Esta medalha tem duas finalidades. Uma, é comemorativa do IV Centenário da criação do Primeiro Tribunal de Justiça nas Américas, na Bahia; a outra, principal, é por ser comemorativa.
Os dois motivos da criação da comenda confluem para o respeito e a veneração à Justiça. É a oportunidade que se apresenta visando a ser ressarcida a importância da Magistratura, ofício essencial e espinhoso das Cortes Judiciárias.
A condecoração é, no título, impessoal, abrangente e de mérito irrecusável. A medalha é, ainda, permanente, podendo ser conferida em qualquer tempo e permanecerá à Medalhística do Tribunal de Justiça do Estado da Bahia.
A característica condecorativa está simbolizada no centro do seu anverso.
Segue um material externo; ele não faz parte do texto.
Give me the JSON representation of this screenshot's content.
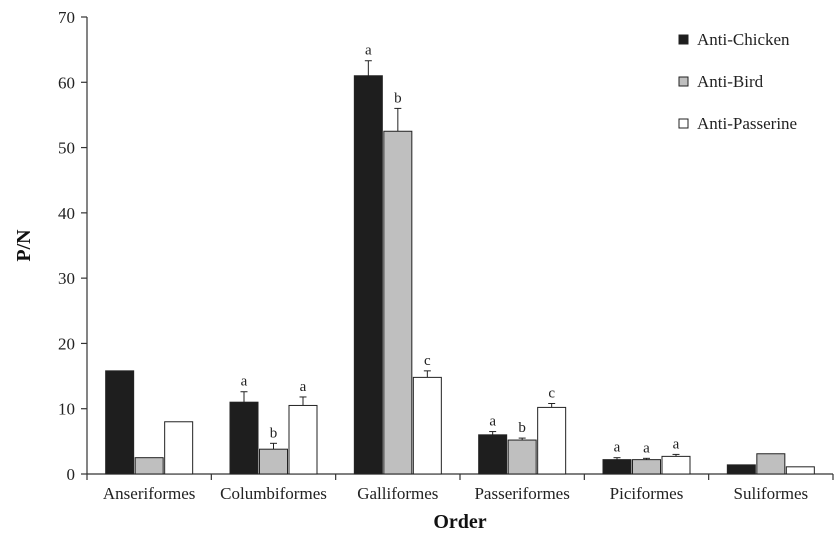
{
  "chart_data": {
    "type": "bar",
    "title": "",
    "xlabel": "Order",
    "ylabel": "P/N",
    "ylim": [
      0,
      70
    ],
    "yticks": [
      0,
      10,
      20,
      30,
      40,
      50,
      60,
      70
    ],
    "grid": false,
    "legend_position": "top-right",
    "categories": [
      "Anseriformes",
      "Columbiformes",
      "Galliformes",
      "Passeriformes",
      "Piciformes",
      "Suliformes"
    ],
    "series": [
      {
        "name": "Anti-Chicken",
        "color": "#1e1e1e",
        "values": [
          15.8,
          11.0,
          61.0,
          6.0,
          2.2,
          1.4
        ],
        "errors": [
          null,
          1.6,
          2.3,
          0.5,
          0.3,
          null
        ],
        "labels": [
          "",
          "a",
          "a",
          "a",
          "a",
          ""
        ]
      },
      {
        "name": "Anti-Bird",
        "color": "#bfbfbf",
        "values": [
          2.5,
          3.8,
          52.5,
          5.2,
          2.2,
          3.1
        ],
        "errors": [
          null,
          0.9,
          3.5,
          0.3,
          0.2,
          null
        ],
        "labels": [
          "",
          "b",
          "b",
          "b",
          "a",
          ""
        ]
      },
      {
        "name": "Anti-Passerine",
        "color": "#ffffff",
        "values": [
          8.0,
          10.5,
          14.8,
          10.2,
          2.7,
          1.1
        ],
        "errors": [
          null,
          1.3,
          1.0,
          0.6,
          0.3,
          null
        ],
        "labels": [
          "",
          "a",
          "c",
          "c",
          "a",
          ""
        ]
      }
    ]
  }
}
Este centro apresenta, entre os diversos símbolos da Justiça, os mais clássicos: uma balança tradicional, com dois pratos e o seu fiel, retratando a Justiça.
Amparando a balança, três Bastões Judiciários, sendo que o bastão representa o direito de administrar Justiça e, é emblema de dignidade, atributo peculiar dos magistrados. Os bastões são trinos, aludindo à pluralidade dos membros da magistratura, consoante regra da heráldica que rege a medalhística.
Em volta do centro, o título “Mérito da Magistratura”, denominação da comenda, e a palavra “Bahia”, situada no centro da curva inferior da bordadura, separada do título por dois postos.
Esta denominação da Medalha é, também, uma manifestação de deferência e admiração aos magistrados que compuseram o Primeiro Tribunal de Justiça da Bahia e, estão incluídos, como pioneiros, no Mérito da Magistratura.
No reverso da insígnia, o seu centro mostra uma placa retangular com a frase “400 anos do 1º Tribunal de Justiça nas Américas”, consignando o aspecto comemorativo da Medalha.
Esta placa está sobreposta a dois ramos de palmas, cruzados e de dupla representatividade: no primeiro aspecto as palmes aludem aos aplausos ao evento da instalação do Primeiro Tribunal de Justiça na Bahia; de outra parte, as palmas são, também, símbolos da Justiça, porque sua madeira e suas fibras eram sadias e consideradas incorruptíveis, como deve ser o magistrado.
Em volta do centro do reverso está a inscrição “Tribunal de Justiça da Bahia”, instituição criadora desta condecoração e as duas datas, 1609-2009, próprias da efeméride do IV Centenário do Tribunal de Justiça implantado na Bahia.
Na fita da medalha predomina a cor azul falante da Justiça e as bordaduras brancas da fita são alusivas, igualmente, à Justiça.